- Born: 8 January 1923 Hyderabad, India
- Died: 4 January 1998 (aged 74) Atlanta, United States
- Education: Osmania University, India
- Awards: Pride of Performance Award by the President of Pakistan (1962)
- Scientific career
- Fields: Biology and zoology
- Workplaces: Osmania University, India Karachi University, Pakistan Sindh University, Pakistan Quaid-e-Azam University, Pakistan Allama Iqbal Open University, Pakistan East-West University, United States

= Ahmed Mohiuddin =

Pakistani scientist

Ahmed Mohiuddin (Urdu: احمد محی الدین) (8 January 1923 - 4 January 1998) was a Pakistani scientist, scholar, and researcher.

==Early life and education==
Ahmed Mohiuddin was born in Hyderabad, British India, where he received his early education.

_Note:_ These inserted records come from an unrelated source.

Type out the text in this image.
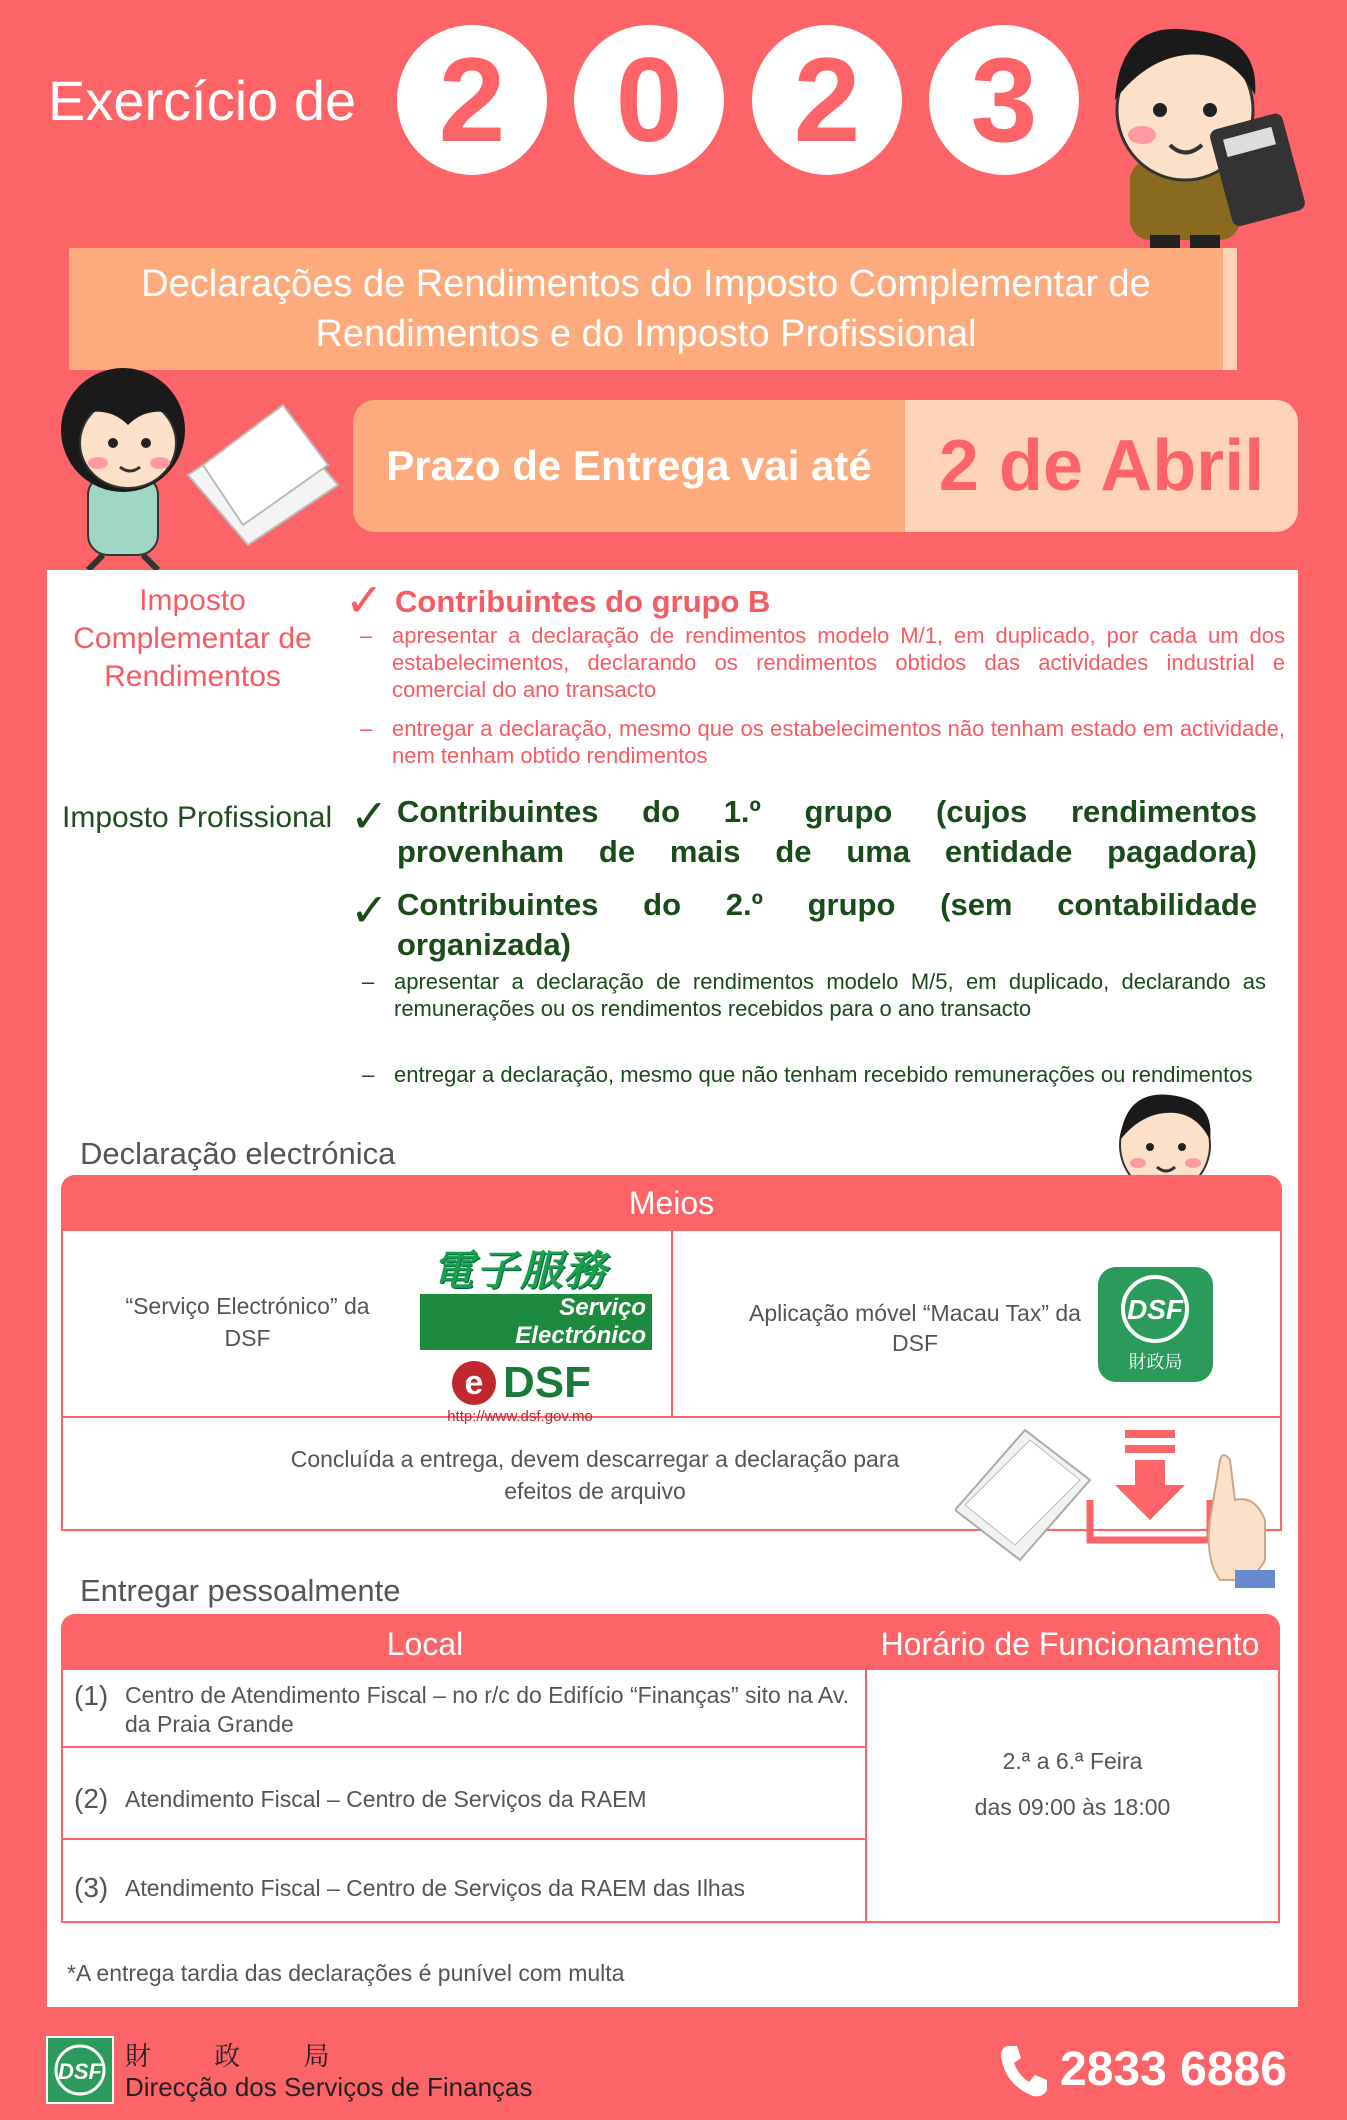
Exercício de 2 0 2 3
Declarações de Rendimentos do Imposto Complementar de Rendimentos e do Imposto Profissional
Prazo de Entrega vai até 2 de Abril
Imposto Complementar de Rendimentos
✓ Contribuintes do grupo B
– apresentar a declaração de rendimentos modelo M/1, em duplicado, por cada um dos estabelecimentos, declarando os rendimentos obtidos das actividades industrial e comercial do ano transacto
– entregar a declaração, mesmo que os estabelecimentos não tenham estado em actividade, nem tenham obtido rendimentos
Imposto Profissional ✓ Contribuintes do 1.º grupo (cujos rendimentos provenham de mais de uma entidade pagadora)
✓ Contribuintes do 2.º grupo (sem contabilidade organizada)
– apresentar a declaração de rendimentos modelo M/5, em duplicado, declarando as remunerações ou os rendimentos recebidos para o ano transacto
– entregar a declaração, mesmo que não tenham recebido remunerações ou rendimentos
Declaração electrónica
Meios
“Serviço Electrónico” da DSF
電子服務
Serviço Electrónico
e DSF
http://www.dsf.gov.mo
Aplicação móvel “Macau Tax” da DSF
DSF
財政局
Concluída a entrega, devem descarregar a declaração para efeitos de arquivo
Entregar pessoalmente
Local	Horário de Funcionamento
(1) Centro de Atendimento Fiscal – no r/c do Edifício “Finanças” sito na Av. da Praia Grande
(2) Atendimento Fiscal – Centro de Serviços da RAEM
(3) Atendimento Fiscal – Centro de Serviços da RAEM das Ilhas
2.ª a 6.ª Feira
das 09:00 às 18:00
*A entrega tardia das declarações é punível com multa
DSF
財 政 局
Direcção dos Serviços de Finanças	2833 6886
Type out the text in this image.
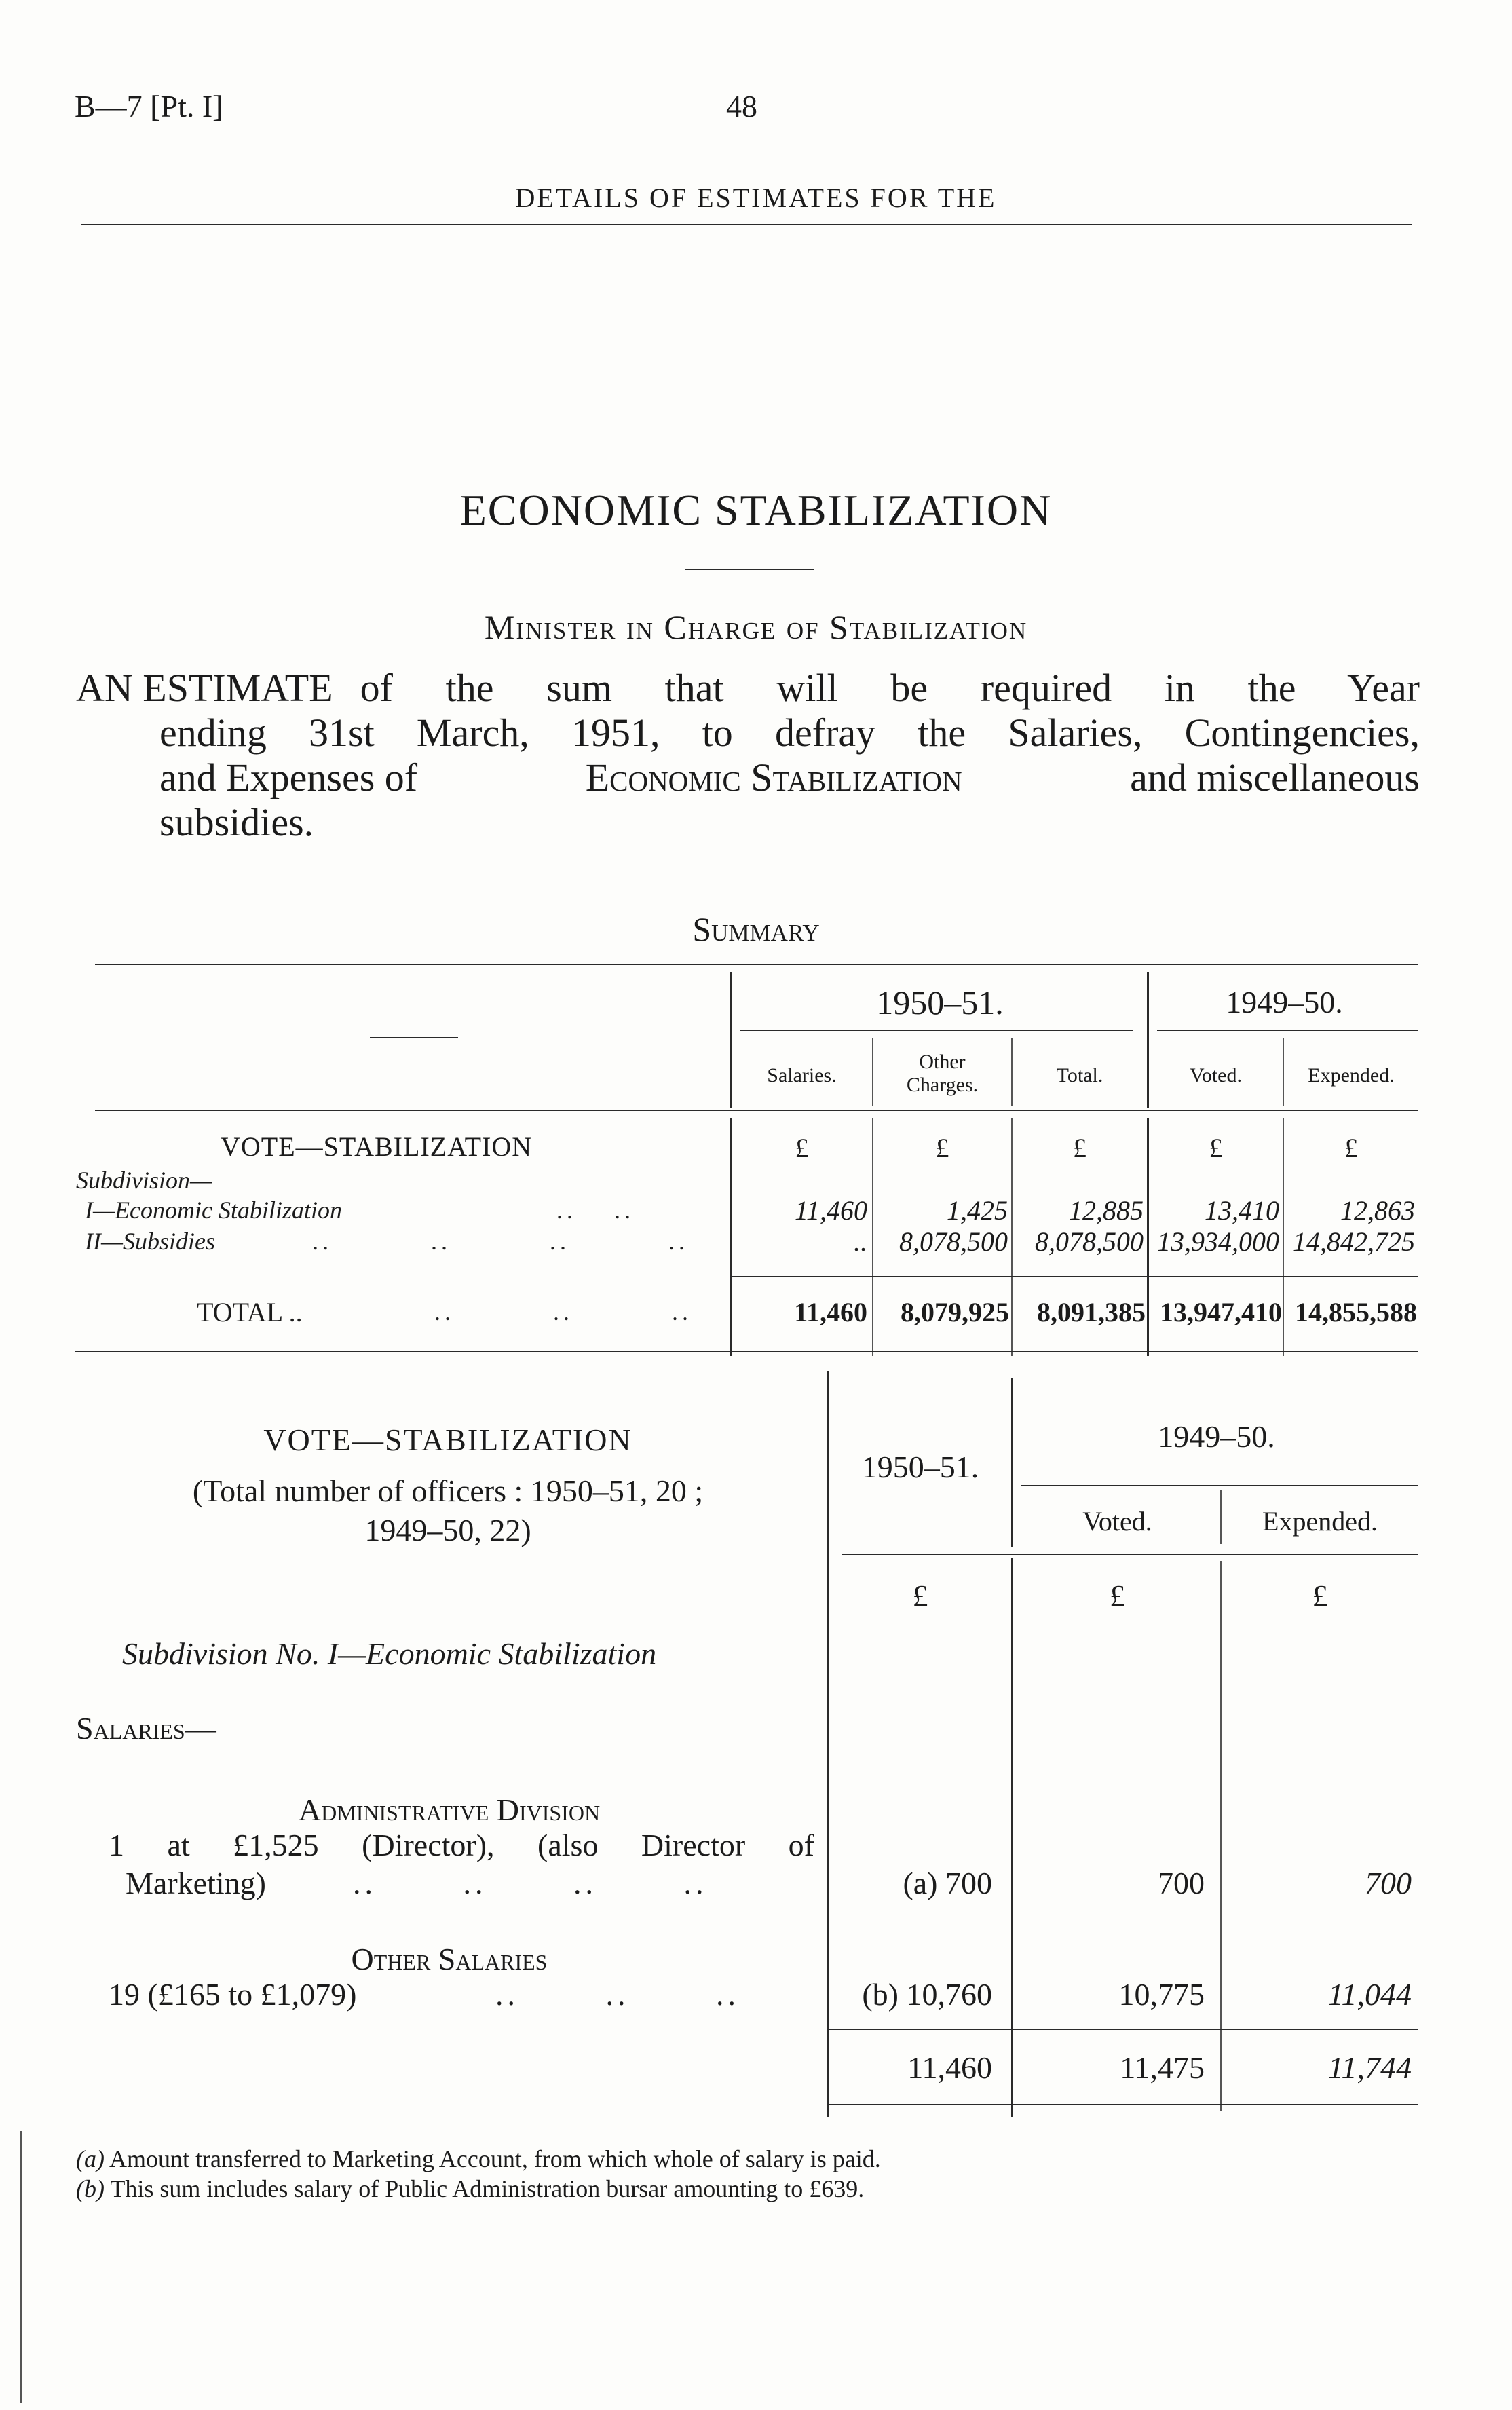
B—7 [Pt. I]	48
DETAILS OF ESTIMATES FOR THE
ECONOMIC STABILIZATION
Minister in Charge of Stabilization
AN ESTIMATE of the sum that will be required in the Year
ending 31st March, 1951, to defray the Salaries, Contingencies,
and Expenses of	Economic Stabilization	and miscellaneous
subsidies.
Summary
1950–51.	1949–50.
Salaries.
Other
Charges.	Total.	Voted.	Expended.
£	£	£	£	£
VOTE—STABILIZATION
Subdivision—
I—Economic Stabilization	.. ..	11,460	1,425	12,885	13,410	12,863
II—Subsidies	.. .. .. ..	..	8,078,500	8,078,500 13,934,000 14,842,725
TOTAL ..	.. .. ..	11,460	8,079,925	8,091,385 13,947,410 14,855,588
VOTE—STABILIZATION
(Total number of officers : 1950–51, 20 ;
1949–50, 22)
1950–51.
1949–50.
Voted.	Expended.
£	£	£
Subdivision No. I—Economic Stabilization
Salaries—
Administrative Division
1 at £1,525 (Director), (also Director of
Marketing)	.. .. .. ..	(a) 700	700	700
Other Salaries
19 (£165 to £1,079)	.. .. ..	(b) 10,760	10,775	11,044
11,460	11,475	11,744
(a) Amount transferred to Marketing Account, from which whole of salary is paid.
(b) This sum includes salary of Public Administration bursar amounting to £639.
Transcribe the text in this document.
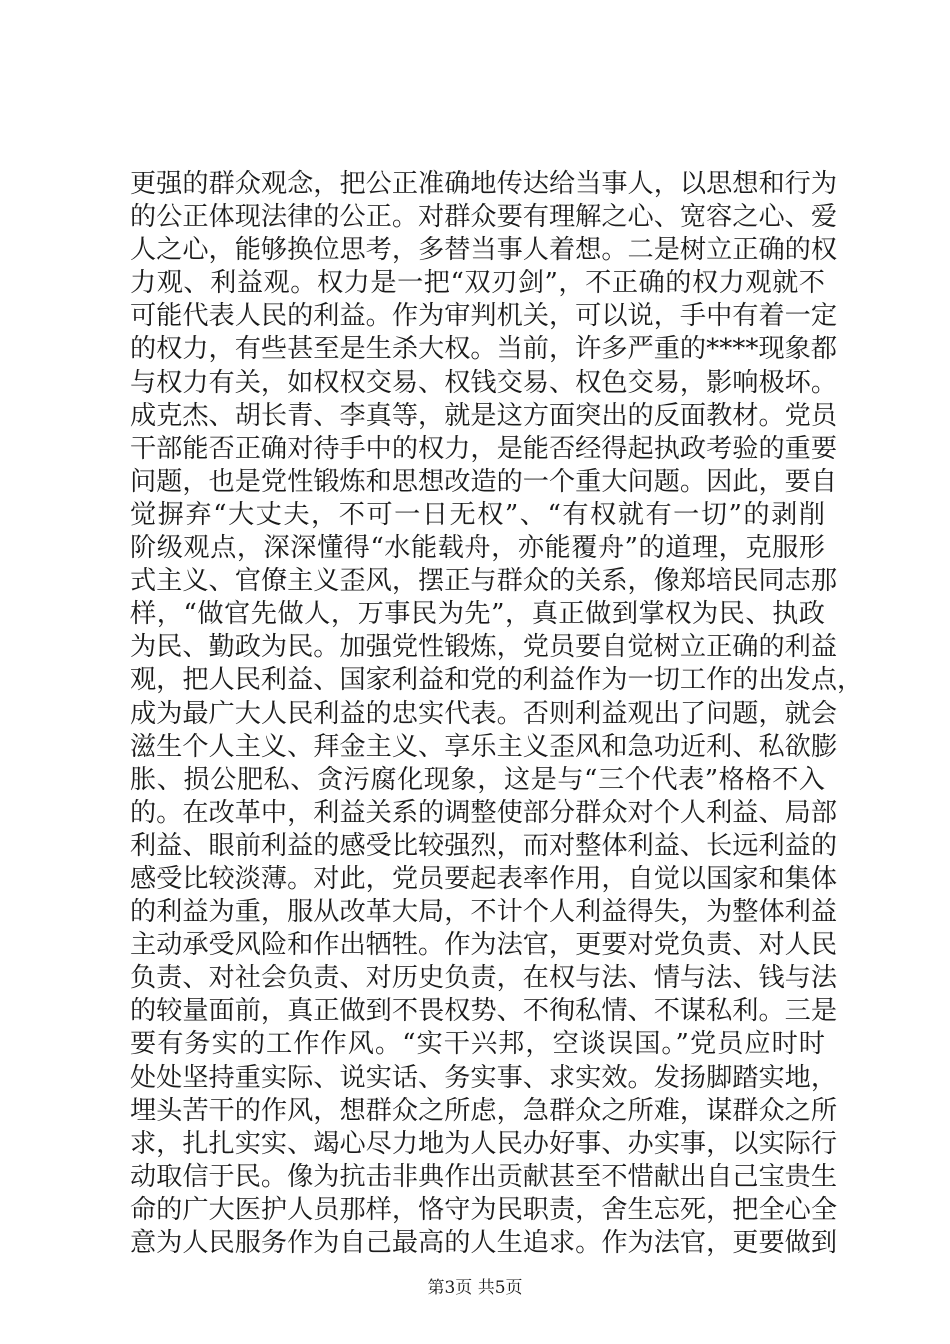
更强的群众观念，把公正准确地传达给当事人，以思想和行为
的公正体现法律的公正。对群众要有理解之心、宽容之心、爱
人之心，能够换位思考，多替当事人着想。二是树立正确的权
力观、利益观。权力是一把“双刃剑”，不正确的权力观就不
可能代表人民的利益。作为审判机关，可以说，手中有着一定
的权力，有些甚至是生杀大权。当前，许多严重的****现象都
与权力有关，如权权交易、权钱交易、权色交易，影响极坏。
成克杰、胡长青、李真等，就是这方面突出的反面教材。党员
干部能否正确对待手中的权力，是能否经得起执政考验的重要
问题，也是党性锻炼和思想改造的一个重大问题。因此，要自
觉摒弃“大丈夫，不可一日无权”、“有权就有一切”的剥削
阶级观点，深深懂得“水能载舟，亦能覆舟”的道理，克服形
式主义、官僚主义歪风，摆正与群众的关系，像郑培民同志那
样，“做官先做人，万事民为先”，真正做到掌权为民、执政
为民、勤政为民。加强党性锻炼，党员要自觉树立正确的利益
观，把人民利益、国家利益和党的利益作为一切工作的出发点，
成为最广大人民利益的忠实代表。否则利益观出了问题，就会
滋生个人主义、拜金主义、享乐主义歪风和急功近利、私欲膨
胀、损公肥私、贪污腐化现象，这是与“三个代表”格格不入
的。在改革中，利益关系的调整使部分群众对个人利益、局部
利益、眼前利益的感受比较强烈，而对整体利益、长远利益的
感受比较淡薄。对此，党员要起表率作用，自觉以国家和集体
的利益为重，服从改革大局，不计个人利益得失，为整体利益
主动承受风险和作出牺牲。作为法官，更要对党负责、对人民
负责、对社会负责、对历史负责，在权与法、情与法、钱与法
的较量面前，真正做到不畏权势、不徇私情、不谋私利。三是
要有务实的工作作风。“实干兴邦，空谈误国。”党员应时时
处处坚持重实际、说实话、务实事、求实效。发扬脚踏实地，
埋头苦干的作风，想群众之所虑，急群众之所难，谋群众之所
求，扎扎实实、竭心尽力地为人民办好事、办实事，以实际行
动取信于民。像为抗击非典作出贡献甚至不惜献出自己宝贵生
命的广大医护人员那样，恪守为民职责，舍生忘死，把全心全
意为人民服务作为自己最高的人生追求。作为法官，更要做到
第3页 共5页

He obtained his MSc (Biology) from Osmania University in 1945 with distinction. In 1945 he was awarded a PhD scholarship by the government of Hyderabad. He did a PhD in Zoology in 1948 from the University of London. He returned to Hyderabad in 1948 and joined Osmania University as an associate professor.

==Career==
Mohiuddin migrated to Pakistan in November 1948 and joined the Malaria Institute of Pakistan until 1952. From 1953 to 1960, he served at the Karachi University. Later he was transferred to Sindh University, Jamshoro as chairman of the Zoology Department. In 1978, Mohiuddin joined Quaid-e-Azam University as Vice Chancellor and later became Vice Chancellor of Allama Iqbal Open University in Islamabad, Pakistan. From 1986 to 1988, he served at the East-West University, Chicago.

Mohiuddin was the founder of the Pakistan Zoological Society. He was awarded a fellowship from Pakistan Academy of Sciences and Royal Society of Tropical Medicine.

Mohiuddin was a highly cited biologist and zoologist in Pakistan.

Nationally and internationally, 37 of his books have been published on science and research.

==Awards and recognition==
- Pride of Performance Award by the President of Pakistan in 1962

==Death and legacy==
Ahmed Mohiuddin died in Atlanta, US on 4 January 1998 at age 74.

In recognition of his services to the field of zoology, Zoological Society of Pakistan created the Ahmed Mohiuddin Memorial Gold Medal for talented students awarded nationally in Pakistan.